Why is the function differentiable in the point $(0,0)$? I am trying to figure out why my function is differentiable and therefore continuous in the point $(0,0)$ which is also a critical point and a saddle point.
Considering my function: $f(x, y) = x^3 - 3xy^2$
The partial derivative of $x$ at the position $x,y$ is:
$$ \frac{\partial f }{\partial x}(x,y) = 3x^2-3y^2 $$
The partial derivative of $y$ at the position $x,y$ is:
$$ \frac{\partial f }{\partial y}(x,y) = -6xy $$
Therefore I get: $$\nabla f(x,y) = \begin{pmatrix} \frac{\partial f }{\partial x}\\ \frac{\partial f }{\partial y} \end{pmatrix} = \begin{pmatrix} 3x^2-3y^2 \\ -6xy  \end{pmatrix} $$
How can I show that my function is point-wise differentiable in $(0,0)$?
 A: Since the partial derivatives exist and are continuous at every point, then the function is differentiable at every point.
A: Besides from the solution proposed by @SonGohan, you can prove it by the definition.
The candidate to be the derivative is given by $L(x,y) = (3x^{2} - 3y^{2},-6xy)$.
Now you can prove that
\begin{align*}
\lim_{(x,y)\to(0,0)}\frac{|f(x,y) - f(0,0) - L(x,y)((x,y) - (0,0))^{T}|}{\|(x,y)\|} = 0
\end{align*}
Indeed, this is the case.
To begin with, notice the numerator can be written as
\begin{align*}
x^{3} - 3xy^{2} - (3x^{3} - 3xy^{2} - 6xy^{2}) = -2x^{3} - 6xy^{2}
\end{align*}
Thence we conclude that the proposed limit equals zero indeed.

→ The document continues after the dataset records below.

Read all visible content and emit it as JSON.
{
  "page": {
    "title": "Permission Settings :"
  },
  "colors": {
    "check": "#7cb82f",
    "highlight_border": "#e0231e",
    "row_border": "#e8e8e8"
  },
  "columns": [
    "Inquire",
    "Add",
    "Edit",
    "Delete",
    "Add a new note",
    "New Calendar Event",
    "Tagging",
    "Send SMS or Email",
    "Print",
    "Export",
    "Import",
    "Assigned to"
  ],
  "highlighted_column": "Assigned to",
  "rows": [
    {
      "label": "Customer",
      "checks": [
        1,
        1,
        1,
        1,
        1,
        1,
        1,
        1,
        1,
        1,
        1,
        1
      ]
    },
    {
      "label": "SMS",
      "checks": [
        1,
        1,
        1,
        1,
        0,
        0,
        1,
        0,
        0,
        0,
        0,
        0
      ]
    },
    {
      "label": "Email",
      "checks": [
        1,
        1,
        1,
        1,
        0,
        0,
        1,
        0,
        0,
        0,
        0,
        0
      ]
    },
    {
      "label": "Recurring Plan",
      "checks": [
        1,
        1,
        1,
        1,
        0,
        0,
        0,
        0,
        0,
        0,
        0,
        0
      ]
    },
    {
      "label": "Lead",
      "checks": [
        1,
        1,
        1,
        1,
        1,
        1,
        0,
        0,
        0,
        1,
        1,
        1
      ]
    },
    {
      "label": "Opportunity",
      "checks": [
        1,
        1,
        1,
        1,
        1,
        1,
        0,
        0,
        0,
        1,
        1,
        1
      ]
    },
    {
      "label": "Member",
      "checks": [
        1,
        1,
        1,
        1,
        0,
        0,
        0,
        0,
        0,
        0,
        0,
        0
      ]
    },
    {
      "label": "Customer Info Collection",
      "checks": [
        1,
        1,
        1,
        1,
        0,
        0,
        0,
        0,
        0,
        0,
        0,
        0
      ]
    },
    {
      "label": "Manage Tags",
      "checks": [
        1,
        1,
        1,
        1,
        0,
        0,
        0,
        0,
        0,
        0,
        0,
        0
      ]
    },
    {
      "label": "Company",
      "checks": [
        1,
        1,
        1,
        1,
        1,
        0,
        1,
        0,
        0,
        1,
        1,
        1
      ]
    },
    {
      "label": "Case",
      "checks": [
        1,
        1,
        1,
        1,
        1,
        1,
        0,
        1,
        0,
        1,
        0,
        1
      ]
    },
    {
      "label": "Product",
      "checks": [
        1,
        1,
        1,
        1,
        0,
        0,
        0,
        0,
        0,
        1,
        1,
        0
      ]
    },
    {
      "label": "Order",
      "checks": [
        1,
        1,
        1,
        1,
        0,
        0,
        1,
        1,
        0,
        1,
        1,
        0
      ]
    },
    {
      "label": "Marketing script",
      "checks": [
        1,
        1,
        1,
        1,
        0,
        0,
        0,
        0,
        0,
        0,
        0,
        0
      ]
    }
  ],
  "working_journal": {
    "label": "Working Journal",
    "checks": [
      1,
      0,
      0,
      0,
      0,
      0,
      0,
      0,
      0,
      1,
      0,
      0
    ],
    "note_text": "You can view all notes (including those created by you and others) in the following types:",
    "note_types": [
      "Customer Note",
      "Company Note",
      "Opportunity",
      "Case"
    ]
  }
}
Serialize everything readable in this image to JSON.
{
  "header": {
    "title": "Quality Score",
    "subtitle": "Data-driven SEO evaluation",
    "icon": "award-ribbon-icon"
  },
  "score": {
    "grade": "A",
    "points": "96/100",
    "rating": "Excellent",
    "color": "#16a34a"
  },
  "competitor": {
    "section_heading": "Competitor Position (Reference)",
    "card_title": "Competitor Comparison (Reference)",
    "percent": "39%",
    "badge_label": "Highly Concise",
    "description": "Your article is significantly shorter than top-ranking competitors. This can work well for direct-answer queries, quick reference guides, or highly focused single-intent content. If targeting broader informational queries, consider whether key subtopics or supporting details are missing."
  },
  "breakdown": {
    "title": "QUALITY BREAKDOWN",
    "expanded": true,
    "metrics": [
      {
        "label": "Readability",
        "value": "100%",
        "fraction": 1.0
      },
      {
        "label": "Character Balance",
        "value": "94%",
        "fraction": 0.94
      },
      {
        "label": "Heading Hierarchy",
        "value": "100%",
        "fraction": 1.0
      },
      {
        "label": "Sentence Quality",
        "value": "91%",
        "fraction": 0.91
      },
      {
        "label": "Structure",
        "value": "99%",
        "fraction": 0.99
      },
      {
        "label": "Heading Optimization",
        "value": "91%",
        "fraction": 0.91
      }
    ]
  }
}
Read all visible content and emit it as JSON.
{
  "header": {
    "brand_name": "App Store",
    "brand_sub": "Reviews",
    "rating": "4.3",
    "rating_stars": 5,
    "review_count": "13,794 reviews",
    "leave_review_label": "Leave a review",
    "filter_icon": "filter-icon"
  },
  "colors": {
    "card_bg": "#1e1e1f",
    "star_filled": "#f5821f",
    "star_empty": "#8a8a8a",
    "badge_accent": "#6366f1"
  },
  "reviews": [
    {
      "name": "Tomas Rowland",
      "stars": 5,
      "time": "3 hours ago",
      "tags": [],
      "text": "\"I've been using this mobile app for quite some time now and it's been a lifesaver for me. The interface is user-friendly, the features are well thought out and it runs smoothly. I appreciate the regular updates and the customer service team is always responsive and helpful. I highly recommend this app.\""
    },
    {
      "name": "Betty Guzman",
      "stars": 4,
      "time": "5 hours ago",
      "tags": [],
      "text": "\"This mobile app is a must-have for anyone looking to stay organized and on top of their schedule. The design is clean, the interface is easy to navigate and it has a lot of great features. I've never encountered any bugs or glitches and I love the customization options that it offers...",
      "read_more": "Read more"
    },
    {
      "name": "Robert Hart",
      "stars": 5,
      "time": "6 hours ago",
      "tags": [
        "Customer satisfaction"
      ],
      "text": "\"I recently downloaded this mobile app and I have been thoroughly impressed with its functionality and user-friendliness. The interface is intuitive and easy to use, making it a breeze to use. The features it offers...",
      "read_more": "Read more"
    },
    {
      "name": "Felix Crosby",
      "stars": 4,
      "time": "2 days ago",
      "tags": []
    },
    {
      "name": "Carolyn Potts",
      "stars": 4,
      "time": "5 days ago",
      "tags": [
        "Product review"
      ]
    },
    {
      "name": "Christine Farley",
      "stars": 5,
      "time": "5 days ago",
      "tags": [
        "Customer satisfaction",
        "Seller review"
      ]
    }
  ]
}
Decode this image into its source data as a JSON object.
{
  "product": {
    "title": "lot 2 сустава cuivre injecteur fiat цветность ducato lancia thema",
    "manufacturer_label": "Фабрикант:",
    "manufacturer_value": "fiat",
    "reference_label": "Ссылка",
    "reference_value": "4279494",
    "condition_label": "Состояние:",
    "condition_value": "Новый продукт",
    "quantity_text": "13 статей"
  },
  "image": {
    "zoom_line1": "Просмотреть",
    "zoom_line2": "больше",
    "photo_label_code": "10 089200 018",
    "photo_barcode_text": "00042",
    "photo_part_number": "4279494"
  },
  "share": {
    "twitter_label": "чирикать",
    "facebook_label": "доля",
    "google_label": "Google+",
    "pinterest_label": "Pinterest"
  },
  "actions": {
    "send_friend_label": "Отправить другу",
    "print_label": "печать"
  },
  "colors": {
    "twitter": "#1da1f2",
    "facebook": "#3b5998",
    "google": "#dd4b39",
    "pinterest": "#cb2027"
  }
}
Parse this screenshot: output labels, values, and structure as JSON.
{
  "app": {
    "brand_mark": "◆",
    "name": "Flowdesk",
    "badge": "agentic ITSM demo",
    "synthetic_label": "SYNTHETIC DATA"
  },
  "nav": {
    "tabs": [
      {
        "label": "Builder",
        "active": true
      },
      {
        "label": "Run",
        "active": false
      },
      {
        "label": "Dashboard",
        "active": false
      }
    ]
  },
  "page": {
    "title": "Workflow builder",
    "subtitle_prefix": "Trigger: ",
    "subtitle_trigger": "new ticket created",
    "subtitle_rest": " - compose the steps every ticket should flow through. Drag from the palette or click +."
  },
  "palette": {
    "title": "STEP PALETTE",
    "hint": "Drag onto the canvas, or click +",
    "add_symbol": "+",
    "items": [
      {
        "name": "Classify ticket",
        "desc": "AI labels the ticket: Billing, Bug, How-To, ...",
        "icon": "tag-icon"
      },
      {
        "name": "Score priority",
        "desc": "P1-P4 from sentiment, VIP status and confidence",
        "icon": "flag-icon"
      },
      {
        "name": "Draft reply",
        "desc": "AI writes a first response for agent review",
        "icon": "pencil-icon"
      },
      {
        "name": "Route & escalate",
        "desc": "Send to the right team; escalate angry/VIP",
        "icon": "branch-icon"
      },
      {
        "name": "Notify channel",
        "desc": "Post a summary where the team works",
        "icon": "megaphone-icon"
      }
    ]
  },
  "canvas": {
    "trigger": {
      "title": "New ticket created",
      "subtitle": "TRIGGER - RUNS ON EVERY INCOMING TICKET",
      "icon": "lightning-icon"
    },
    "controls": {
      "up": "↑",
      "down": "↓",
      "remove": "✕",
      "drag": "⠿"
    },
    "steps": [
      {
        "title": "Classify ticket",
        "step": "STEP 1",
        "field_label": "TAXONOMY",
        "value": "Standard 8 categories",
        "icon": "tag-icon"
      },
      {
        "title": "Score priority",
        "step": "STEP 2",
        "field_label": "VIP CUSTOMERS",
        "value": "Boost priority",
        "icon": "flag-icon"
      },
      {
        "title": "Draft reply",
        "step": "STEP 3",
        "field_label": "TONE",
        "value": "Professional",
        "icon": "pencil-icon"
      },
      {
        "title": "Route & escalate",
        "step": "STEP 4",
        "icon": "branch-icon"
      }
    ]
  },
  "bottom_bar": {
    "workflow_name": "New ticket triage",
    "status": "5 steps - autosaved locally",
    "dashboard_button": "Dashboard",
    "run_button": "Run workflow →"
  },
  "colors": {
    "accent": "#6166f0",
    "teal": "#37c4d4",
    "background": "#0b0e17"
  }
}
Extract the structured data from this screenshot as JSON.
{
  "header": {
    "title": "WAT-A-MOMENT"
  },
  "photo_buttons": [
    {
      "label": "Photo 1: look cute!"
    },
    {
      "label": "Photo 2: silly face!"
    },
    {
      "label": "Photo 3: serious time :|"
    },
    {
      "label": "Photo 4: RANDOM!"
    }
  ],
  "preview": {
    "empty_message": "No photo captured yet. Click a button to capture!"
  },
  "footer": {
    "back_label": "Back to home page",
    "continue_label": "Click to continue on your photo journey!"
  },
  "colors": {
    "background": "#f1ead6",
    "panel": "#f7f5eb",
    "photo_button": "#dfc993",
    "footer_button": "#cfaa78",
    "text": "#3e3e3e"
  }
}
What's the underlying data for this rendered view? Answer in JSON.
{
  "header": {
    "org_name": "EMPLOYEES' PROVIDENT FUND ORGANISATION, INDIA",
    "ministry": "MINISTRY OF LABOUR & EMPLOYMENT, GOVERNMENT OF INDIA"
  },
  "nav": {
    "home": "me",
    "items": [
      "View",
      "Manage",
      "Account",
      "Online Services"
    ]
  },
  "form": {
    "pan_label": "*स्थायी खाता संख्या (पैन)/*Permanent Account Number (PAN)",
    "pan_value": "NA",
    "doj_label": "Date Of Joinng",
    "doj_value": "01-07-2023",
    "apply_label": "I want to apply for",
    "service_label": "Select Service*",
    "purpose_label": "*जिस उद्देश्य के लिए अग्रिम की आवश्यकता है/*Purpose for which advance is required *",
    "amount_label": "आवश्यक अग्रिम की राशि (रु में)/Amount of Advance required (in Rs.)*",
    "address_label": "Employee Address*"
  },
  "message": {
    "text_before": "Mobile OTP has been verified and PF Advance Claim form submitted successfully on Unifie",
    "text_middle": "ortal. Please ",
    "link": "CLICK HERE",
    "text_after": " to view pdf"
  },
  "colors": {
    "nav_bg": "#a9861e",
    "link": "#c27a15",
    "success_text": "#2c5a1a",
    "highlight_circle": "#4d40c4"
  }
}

Such claim results from the convenient application of the squeeze theorem.
To comprehend this, let us notice that
\begin{align*}
0 < x^{2} \leq x^{2} +y^{2} & \Rightarrow 0 < |x| \leq \sqrt{x^{2} + y^{2}}\\\\
& \Rightarrow 0 < \frac{|x|}{\sqrt{x^{2}+y^{2}}} \leq 1\\\\
& \Rightarrow 0 < \frac{|x|^{3}}{\sqrt{x^{2}+y^{2}}} \leq |x|^{2}\\\\
& \Rightarrow 0 < \left|\frac{x^{3}}{\sqrt{x^{2}+y^{2}}}\right| \leq |x^{2}|
\end{align*}
Similarly, we have that
\begin{align*}
0 < y^{2} \leq x^{2} + y^{2} & \Rightarrow 0 < |y| \leq \sqrt{x^{2}+y^{2}}\\\\
& \Rightarrow 0 < \frac{|y|}{\sqrt{x^{2}+y^{2}}} \leq 1\\\\
& \Rightarrow 0 < \frac{|xy^{2}|}{\sqrt{x^{2}+y^{2}}} \leq |xy|\\\\
& \Rightarrow 0 < \left|\frac{xy^{2}}{\sqrt{x^{2}+y^{2}}}\right| \leq |xy|
\end{align*}
Finally, since we also have
\begin{align*}
0 < \left|\frac{2x^{3} + 6xy^{2}}{\sqrt{x^{2}+y^{2}}}\right| \leq \left|\frac{2x^{3}}{\sqrt{x^{2}+y^{2}}}\right| + \left|\frac{6xy^{2}}{\sqrt{x^{2}+y^{2}}}\right| \leq |2x^{2}| + |6xy|
\end{align*}
we are done.
Hopefully this helps!
A: This is just a polynomial in $x$ and $y$, so it's a sum of products of infinitely differentiable functions starting with the projections $p(x,y) = x$ and $q(x,y) = y$. That makes it infinitely differentiable.